You may have to update multiple tables at once:
Create transaction record in transaction table.
Update order balance.
Update order status from Pickup -> Checked out.
Do we assume we have other services and db tables for: Shopper, Retailer, Order and User? Or we design everything from scratch.
Do we also check if credit card have sufficient balance? Or if shopper has a balance limit?
Validate incoming checkout request
Highly available
Highly scalable
Low latency < 1s
Durability, transaction record cannot be lost.
Consistency (ACID)
75k stores, 500M products on the shelves.
2M active users place multiple orders of tens of items in their cart every month.
600k Shoppers.
One month -> 10M order -> 10M / 30 = 0.3M order / day = 0.3*10^6 / 10^5 = 15 QPS
15*3 = 45 QPS for checkout validation requests.
Single point of failures:
Checkout Service -> need load balancer in front of it, ideally we deploy it using Kubernetes and auto-scale based on traffic.
DB: We need cache for fast read query and also ease up on read request loads.
What if step 5 failed? How do we make sure the transaction record is persisted in DB and we update order balance and status accordingly.
We need strong consistency guarantee, likely ACID properties supported by SQL can help handle that.
We can update multiple tables at once in a transaction to make sure they all succeed or nothing succeed.
Kafka
“processing.guarantee” to “exactly_once” (default value is “at_least_once”)
when processing.guarantee is configured to exactly_once, Kafka Streams sets the internal embedded producer client with a transaction id to enable the idempotence and transactional messaging features, and also sets its consumer client with the read-committed mode to only fetch messages from committed transactions from the upstream producers.
Write through > Cache aside
Because checkout request are mostly one-time for a specific order. The cache-aside architecture can't optimize first-time read request. We need cache to be ready before this checkout request comes in.
So other services need to use write-through cache to update it before updating DB.
Because we don't have high concurrency issues for same shopper credit card, so there won't be a case where the credit card balance is updated concurrently multiple times, leading to inconsistency issues.
Data is relatively small, because we only need to store the latest order for each shopper, likely TTL is within a couple hours and we can evict the record.
Shopper check
Check shopper exist and have an active order.
Balance Check
Check the checkout amount doesn't exist shopper credit limit? (Cache this information from Stripe)

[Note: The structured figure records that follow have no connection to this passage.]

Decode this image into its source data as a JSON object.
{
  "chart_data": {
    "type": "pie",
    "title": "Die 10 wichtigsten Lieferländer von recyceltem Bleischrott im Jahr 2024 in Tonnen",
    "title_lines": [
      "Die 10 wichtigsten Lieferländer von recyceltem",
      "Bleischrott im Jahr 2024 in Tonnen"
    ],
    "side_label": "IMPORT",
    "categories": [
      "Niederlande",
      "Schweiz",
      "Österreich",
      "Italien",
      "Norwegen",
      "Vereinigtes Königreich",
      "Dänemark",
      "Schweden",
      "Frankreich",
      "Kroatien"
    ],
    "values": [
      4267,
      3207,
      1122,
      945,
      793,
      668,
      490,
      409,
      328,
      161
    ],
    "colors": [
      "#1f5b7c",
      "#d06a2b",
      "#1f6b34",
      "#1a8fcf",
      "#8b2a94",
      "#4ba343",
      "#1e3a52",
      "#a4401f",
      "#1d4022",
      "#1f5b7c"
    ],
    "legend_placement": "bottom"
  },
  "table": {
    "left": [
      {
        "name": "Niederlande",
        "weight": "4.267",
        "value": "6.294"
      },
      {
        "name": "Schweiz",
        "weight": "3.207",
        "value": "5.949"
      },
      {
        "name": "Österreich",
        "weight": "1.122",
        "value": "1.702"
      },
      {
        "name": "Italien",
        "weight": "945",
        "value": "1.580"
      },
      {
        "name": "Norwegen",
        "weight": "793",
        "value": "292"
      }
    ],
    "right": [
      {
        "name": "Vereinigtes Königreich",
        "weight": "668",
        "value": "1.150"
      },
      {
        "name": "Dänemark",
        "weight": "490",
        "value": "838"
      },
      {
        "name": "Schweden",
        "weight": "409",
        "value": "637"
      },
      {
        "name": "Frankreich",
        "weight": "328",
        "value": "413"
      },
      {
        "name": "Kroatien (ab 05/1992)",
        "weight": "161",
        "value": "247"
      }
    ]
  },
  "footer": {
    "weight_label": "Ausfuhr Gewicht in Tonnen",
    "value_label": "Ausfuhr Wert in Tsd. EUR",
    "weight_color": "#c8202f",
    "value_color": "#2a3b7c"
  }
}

Check the amount is no more than the latest order total amount?
Check how much balance is allowed for single checkout?
If balance is different than order balance, we need to check if it's within a threshold, for example either smaller or larger within 20% of total amount is okay? This percentage threshold can be data derived using offline ML pipeline?
Policy Check
Check store is in the right category for grocery.
Check location is in the proper radius within customer's location?

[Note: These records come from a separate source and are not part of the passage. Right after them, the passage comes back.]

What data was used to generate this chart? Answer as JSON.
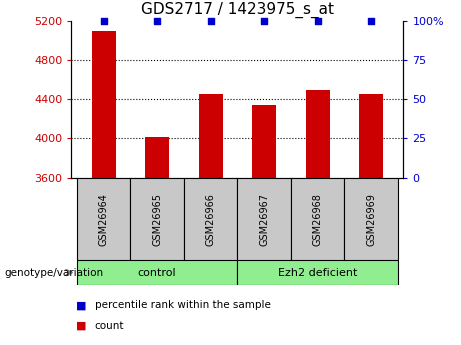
{
  "title": "GDS2717 / 1423975_s_at",
  "samples": [
    "GSM26964",
    "GSM26965",
    "GSM26966",
    "GSM26967",
    "GSM26968",
    "GSM26969"
  ],
  "counts": [
    5100,
    4010,
    4450,
    4340,
    4490,
    4455
  ],
  "percentile_ranks": [
    100,
    100,
    100,
    100,
    100,
    100
  ],
  "ylim_left": [
    3600,
    5200
  ],
  "ylim_right": [
    0,
    100
  ],
  "yticks_left": [
    3600,
    4000,
    4400,
    4800,
    5200
  ],
  "yticks_right": [
    0,
    25,
    50,
    75,
    100
  ],
  "grid_values": [
    4000,
    4400,
    4800
  ],
  "bar_color": "#cc0000",
  "percentile_color": "#0000cc",
  "bar_width": 0.45,
  "group_box_color": "#c8c8c8",
  "group_label_color": "#90ee90",
  "group_label_color2": "#50dd50",
  "xlabel_prefix": "genotype/variation",
  "legend_count_label": "count",
  "legend_percentile_label": "percentile rank within the sample",
  "title_fontsize": 11,
  "axis_label_fontsize": 8,
  "tick_fontsize": 8,
  "groups_info": [
    {
      "start": 0,
      "end": 2,
      "label": "control"
    },
    {
      "start": 3,
      "end": 5,
      "label": "Ezh2 deficient"
    }
  ]
}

Check retailer store is in our partnered retailer list?
Fraud Detection (offline)
We can simply return "200" OK since we trust the shoppers and fraudulent rate is actually pretty low.

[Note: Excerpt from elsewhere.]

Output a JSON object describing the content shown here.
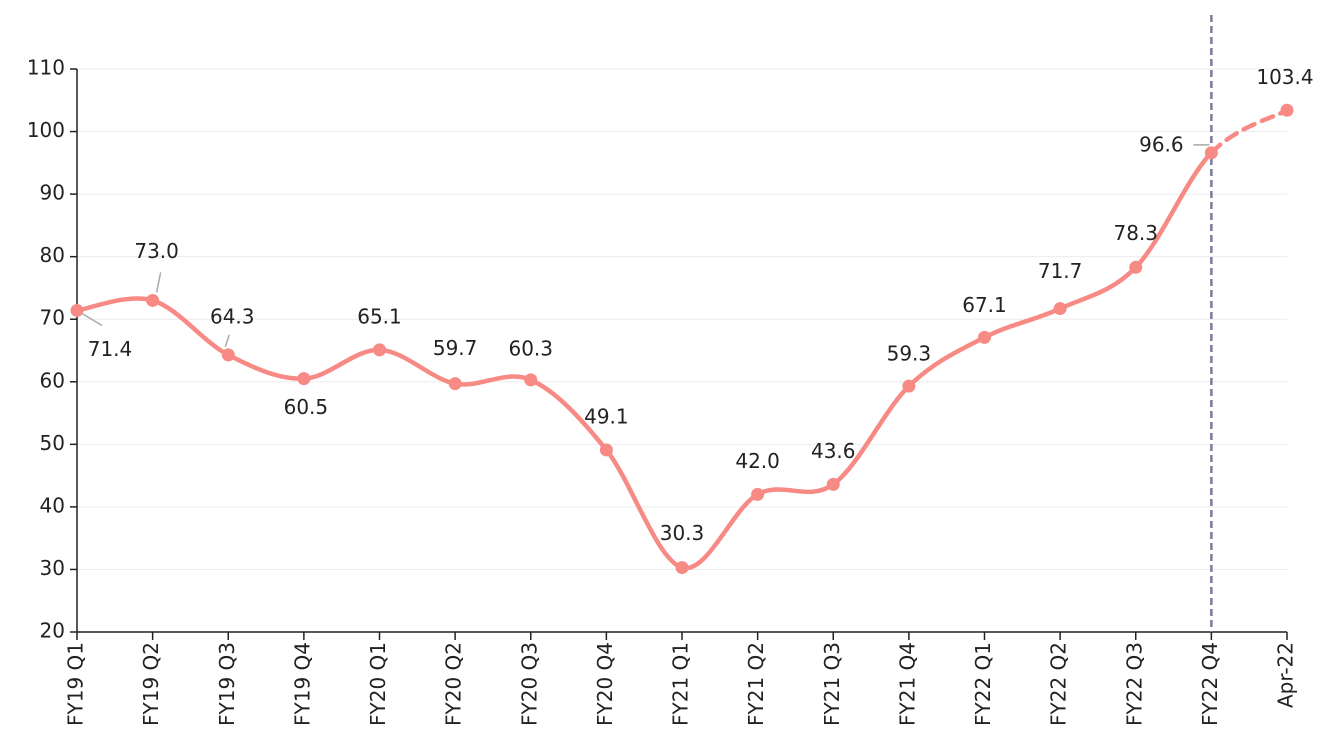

We can have fallback check mechanism to check on basic stuff without querying db or cache? For example, we can just check if balance is within a threshold? If timeout more than 1s, we just run fallback check and return.
Fraud detection:
We can do it based on ip address and historic data. It might involve complicated ML model detection and we can't do it in real-time. We can have an offline pipeline that does this to prevent future fraudulent activities.
If we marked the fraudulent activity, we can notify third party payment gateway like stripe to froze the card, or reject the card later?
Fraudulent examples:
Shopper checked out in multiple different regions within a short time period.
Shopper checked out in a different region than previous checkouts?